This time, Obama deserves credit for doing right thing
There is no sense of closure, nor should there be, as a result of the death of Osama bin Laden.
America should never be content to declare Sept. 11, 2001, a mere date in history. Nor should we focus all our anger on one man. The tragic deaths and heroic lives of that day should fuel our nation’s vigilance against complacency for as long as the Star-Spangled Banner waves.
Yet the death of Osama bin Laden is nonetheless a significant step in the continuing struggle to defend our country and our way of life against an enemy that is ruthless, resourceful and rapacious.
How the decision to attack and kill the al-Qaida leader in Pakistan will play out in the long run no one knows. There is a small chance that it will demoralize his followers and see them scurry into the shadows. There is a much bigger chance that it will embolden them and unleash an even greater wrath against America in the future.
Either way, it promises to bring into clearer focus the war between the individual freedoms promised by the West and the individual submission (or subjugation) advocated by Islamic extremists such as bin Laden.
And no matter what the future brings, the death of bin Laden is a just and justified penalty for a heinous crime that seared the conscience of humanity.
Some people have criticized President Obama for somehow not getting the death of bin Laden right — for waiting too long to decide (yikes! 16 hours!), for taking too much credit (“at my direction”) or for not releasing a photo of the dead body (“We don’t trot out this stuff as trophies”).
Such criticisms are, at best, ill-timed and monumentally out of proportion when compared to the credit that President Obama deserves for making sure that the day of reckoning actually arrived.
After 10 years of being unable to say for sure whether bin Laden was even alive or dead, are we now going to quibble over tactics and politics?

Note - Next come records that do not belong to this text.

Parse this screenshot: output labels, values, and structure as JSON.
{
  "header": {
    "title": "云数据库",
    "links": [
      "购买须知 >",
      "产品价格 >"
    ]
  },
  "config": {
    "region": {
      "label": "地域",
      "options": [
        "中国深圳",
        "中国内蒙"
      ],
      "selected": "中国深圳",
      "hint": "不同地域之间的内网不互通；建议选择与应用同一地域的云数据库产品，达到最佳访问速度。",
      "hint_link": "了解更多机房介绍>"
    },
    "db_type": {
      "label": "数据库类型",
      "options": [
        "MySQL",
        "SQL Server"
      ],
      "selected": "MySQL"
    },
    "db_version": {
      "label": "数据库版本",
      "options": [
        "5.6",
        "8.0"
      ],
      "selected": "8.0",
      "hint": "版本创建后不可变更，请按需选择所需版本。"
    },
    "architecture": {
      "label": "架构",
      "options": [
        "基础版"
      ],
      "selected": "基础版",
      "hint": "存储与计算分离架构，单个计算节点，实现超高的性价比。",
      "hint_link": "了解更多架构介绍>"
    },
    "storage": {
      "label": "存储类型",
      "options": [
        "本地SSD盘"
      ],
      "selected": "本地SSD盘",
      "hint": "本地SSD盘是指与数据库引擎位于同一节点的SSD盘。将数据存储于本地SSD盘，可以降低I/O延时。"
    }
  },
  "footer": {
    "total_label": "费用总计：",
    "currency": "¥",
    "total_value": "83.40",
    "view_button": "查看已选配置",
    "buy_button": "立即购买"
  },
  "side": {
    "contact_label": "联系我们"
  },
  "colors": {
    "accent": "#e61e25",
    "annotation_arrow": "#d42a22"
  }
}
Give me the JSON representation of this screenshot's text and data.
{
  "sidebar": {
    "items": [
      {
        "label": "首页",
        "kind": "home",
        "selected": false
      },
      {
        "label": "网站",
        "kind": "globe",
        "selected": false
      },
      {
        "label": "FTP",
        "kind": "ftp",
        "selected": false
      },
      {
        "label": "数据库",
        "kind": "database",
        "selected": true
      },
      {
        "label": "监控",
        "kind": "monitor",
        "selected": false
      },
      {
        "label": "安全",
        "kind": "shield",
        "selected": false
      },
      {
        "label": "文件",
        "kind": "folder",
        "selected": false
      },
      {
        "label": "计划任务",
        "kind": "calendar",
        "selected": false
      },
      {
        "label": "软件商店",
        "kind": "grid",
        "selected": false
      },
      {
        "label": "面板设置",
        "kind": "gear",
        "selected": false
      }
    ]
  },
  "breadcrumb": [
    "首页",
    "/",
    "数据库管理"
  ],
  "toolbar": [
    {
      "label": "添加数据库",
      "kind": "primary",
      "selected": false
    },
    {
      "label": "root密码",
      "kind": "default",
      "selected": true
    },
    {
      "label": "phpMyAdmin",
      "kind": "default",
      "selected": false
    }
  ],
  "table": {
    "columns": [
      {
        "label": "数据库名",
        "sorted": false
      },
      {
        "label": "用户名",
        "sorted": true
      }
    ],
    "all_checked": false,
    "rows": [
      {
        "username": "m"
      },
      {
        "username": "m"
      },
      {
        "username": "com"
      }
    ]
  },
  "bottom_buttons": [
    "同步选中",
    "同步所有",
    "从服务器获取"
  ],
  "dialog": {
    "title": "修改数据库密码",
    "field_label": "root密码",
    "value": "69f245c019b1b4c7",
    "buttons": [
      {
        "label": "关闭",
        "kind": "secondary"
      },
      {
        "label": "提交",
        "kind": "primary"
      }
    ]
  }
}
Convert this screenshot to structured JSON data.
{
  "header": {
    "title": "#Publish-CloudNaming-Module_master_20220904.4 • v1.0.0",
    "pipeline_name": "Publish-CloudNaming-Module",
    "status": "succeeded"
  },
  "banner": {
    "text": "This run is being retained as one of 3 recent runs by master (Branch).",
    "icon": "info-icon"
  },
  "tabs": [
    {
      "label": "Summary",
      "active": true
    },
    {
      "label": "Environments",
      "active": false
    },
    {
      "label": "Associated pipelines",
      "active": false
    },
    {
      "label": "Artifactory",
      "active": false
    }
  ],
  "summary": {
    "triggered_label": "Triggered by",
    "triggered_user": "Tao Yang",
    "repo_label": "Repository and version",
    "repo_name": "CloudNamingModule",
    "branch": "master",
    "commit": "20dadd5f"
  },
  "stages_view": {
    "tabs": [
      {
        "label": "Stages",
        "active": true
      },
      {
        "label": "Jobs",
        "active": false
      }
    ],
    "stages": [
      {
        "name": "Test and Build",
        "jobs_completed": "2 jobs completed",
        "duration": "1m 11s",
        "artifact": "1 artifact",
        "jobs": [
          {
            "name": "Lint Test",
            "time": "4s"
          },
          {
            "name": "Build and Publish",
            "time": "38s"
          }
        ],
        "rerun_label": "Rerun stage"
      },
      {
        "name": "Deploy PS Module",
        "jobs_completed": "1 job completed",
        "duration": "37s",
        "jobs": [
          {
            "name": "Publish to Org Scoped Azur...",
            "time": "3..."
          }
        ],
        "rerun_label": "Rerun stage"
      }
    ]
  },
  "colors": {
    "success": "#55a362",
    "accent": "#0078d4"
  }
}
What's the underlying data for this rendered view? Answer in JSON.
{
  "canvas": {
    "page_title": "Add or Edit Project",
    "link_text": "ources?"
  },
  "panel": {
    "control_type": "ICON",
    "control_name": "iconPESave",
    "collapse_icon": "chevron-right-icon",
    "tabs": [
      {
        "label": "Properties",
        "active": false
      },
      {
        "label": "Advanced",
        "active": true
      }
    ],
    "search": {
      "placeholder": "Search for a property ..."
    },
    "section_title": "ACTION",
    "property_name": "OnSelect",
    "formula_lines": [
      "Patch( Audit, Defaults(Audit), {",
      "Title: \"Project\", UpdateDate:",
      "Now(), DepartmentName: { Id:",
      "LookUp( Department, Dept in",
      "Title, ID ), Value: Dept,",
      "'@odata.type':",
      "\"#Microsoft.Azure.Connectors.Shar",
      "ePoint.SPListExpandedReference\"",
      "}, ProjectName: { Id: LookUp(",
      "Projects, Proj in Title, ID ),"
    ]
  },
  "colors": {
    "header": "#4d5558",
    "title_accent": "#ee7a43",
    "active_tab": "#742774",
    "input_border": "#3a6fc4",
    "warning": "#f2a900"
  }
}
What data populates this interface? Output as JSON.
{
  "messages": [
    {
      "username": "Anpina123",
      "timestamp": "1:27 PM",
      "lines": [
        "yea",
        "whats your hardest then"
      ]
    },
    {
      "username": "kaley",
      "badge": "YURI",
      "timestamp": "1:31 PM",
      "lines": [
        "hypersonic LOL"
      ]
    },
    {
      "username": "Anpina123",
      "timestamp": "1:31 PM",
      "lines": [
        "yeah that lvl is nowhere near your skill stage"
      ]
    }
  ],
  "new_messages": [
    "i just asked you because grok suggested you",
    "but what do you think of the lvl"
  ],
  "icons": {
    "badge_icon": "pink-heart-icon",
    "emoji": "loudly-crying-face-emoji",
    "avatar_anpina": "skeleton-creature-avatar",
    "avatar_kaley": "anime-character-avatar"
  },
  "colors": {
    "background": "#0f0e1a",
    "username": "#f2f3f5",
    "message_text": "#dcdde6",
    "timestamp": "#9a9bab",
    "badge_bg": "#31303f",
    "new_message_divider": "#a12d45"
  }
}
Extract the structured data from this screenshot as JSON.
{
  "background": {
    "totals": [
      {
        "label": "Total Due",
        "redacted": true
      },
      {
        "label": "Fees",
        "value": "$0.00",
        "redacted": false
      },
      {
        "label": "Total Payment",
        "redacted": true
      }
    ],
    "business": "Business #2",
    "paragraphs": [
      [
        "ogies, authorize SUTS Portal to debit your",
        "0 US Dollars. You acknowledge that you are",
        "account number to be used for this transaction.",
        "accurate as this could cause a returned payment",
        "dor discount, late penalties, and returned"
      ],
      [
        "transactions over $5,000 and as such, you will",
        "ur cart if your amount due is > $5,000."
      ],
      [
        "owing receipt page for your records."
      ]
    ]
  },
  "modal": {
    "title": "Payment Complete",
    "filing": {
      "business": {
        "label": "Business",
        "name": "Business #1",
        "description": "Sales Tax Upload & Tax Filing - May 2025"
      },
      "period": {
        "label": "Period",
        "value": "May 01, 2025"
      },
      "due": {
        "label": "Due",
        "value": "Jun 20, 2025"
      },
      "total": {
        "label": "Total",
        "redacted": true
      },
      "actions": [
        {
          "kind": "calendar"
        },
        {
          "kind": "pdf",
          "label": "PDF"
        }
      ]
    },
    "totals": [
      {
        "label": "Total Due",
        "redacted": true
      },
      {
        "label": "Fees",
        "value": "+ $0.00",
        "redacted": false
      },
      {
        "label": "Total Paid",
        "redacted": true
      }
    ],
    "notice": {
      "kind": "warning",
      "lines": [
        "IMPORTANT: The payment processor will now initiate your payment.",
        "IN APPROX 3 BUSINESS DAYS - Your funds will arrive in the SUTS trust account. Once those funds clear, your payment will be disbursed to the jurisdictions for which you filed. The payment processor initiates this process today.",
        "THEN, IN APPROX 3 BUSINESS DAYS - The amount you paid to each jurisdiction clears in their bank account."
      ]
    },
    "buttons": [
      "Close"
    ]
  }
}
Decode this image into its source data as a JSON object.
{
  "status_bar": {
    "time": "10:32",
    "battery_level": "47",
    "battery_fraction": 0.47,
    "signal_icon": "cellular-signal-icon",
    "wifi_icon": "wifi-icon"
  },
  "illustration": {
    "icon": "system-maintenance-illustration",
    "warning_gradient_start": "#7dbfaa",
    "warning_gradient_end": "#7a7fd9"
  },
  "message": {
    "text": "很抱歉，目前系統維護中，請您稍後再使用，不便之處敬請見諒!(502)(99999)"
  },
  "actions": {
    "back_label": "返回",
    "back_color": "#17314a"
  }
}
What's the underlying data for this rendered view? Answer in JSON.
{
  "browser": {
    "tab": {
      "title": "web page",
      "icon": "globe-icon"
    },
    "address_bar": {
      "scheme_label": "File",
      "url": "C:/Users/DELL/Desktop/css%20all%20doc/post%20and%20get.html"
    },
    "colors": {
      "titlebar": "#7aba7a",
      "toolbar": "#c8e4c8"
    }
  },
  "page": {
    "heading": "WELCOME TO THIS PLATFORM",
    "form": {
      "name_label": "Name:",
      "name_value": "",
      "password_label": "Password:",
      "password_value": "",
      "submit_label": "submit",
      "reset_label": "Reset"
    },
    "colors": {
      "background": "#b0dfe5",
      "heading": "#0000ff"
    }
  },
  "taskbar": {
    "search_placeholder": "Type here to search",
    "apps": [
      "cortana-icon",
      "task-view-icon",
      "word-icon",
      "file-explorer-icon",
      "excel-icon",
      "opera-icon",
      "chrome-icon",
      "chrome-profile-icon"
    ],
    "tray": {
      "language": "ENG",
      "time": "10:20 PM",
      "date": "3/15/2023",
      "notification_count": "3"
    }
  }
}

Will a gruesome, bloody photo prove anything — other than the bad taste of parts of the American public, who would no doubt use the photo to exercise their “freedom of speech” in execrable fashion.
I put such vituperative complaints about President Obama in the same trash bin with the nonsense that was spouted against George W. Bush when he correctly declared in 2003 that “major combat operations in Iraq have ended.”
I can promise you that President Bush did not declare that there would be no more American deaths in Iraq; nor did he declare the enemy defeated.
But that didn’t stop the magpies on the left from chattering for years about the false claim that Bush had declared “mission accomplished.” No, he did not. The crew of the aircraft carrier where he spoke was proudly taking credit for their own successful nine-month-long mission — and rightly so.
What President Bush had said was that the war on terror would continue even though “the battle in Iraq” had ended. What he meant in his declaration was that the battle against the Iraqi armed forces was over — not that the war against terrorism had somehow magically been won.
By the same token, the death of Osama bin Laden by no means can be taken to suggest that America’s task is over. If we wish to live free, we must be willing to defend that freedom. Let us be prepared to do so, but let us also learn to temper our skepticism and paranoia and renew our passion for civility.
I have no intention of forgetting why I didn’t like President Obama the day before May 1, and I most certainly will not like him any better in the future when he announces policies that I think will destroy our country, but when he does the right thing, when he does the necessary thing, when he does the American thing, then I am with him 100 percent.
Killing Osama bin Laden was the right thing to do. Congratulations, President Obama, and God bless America.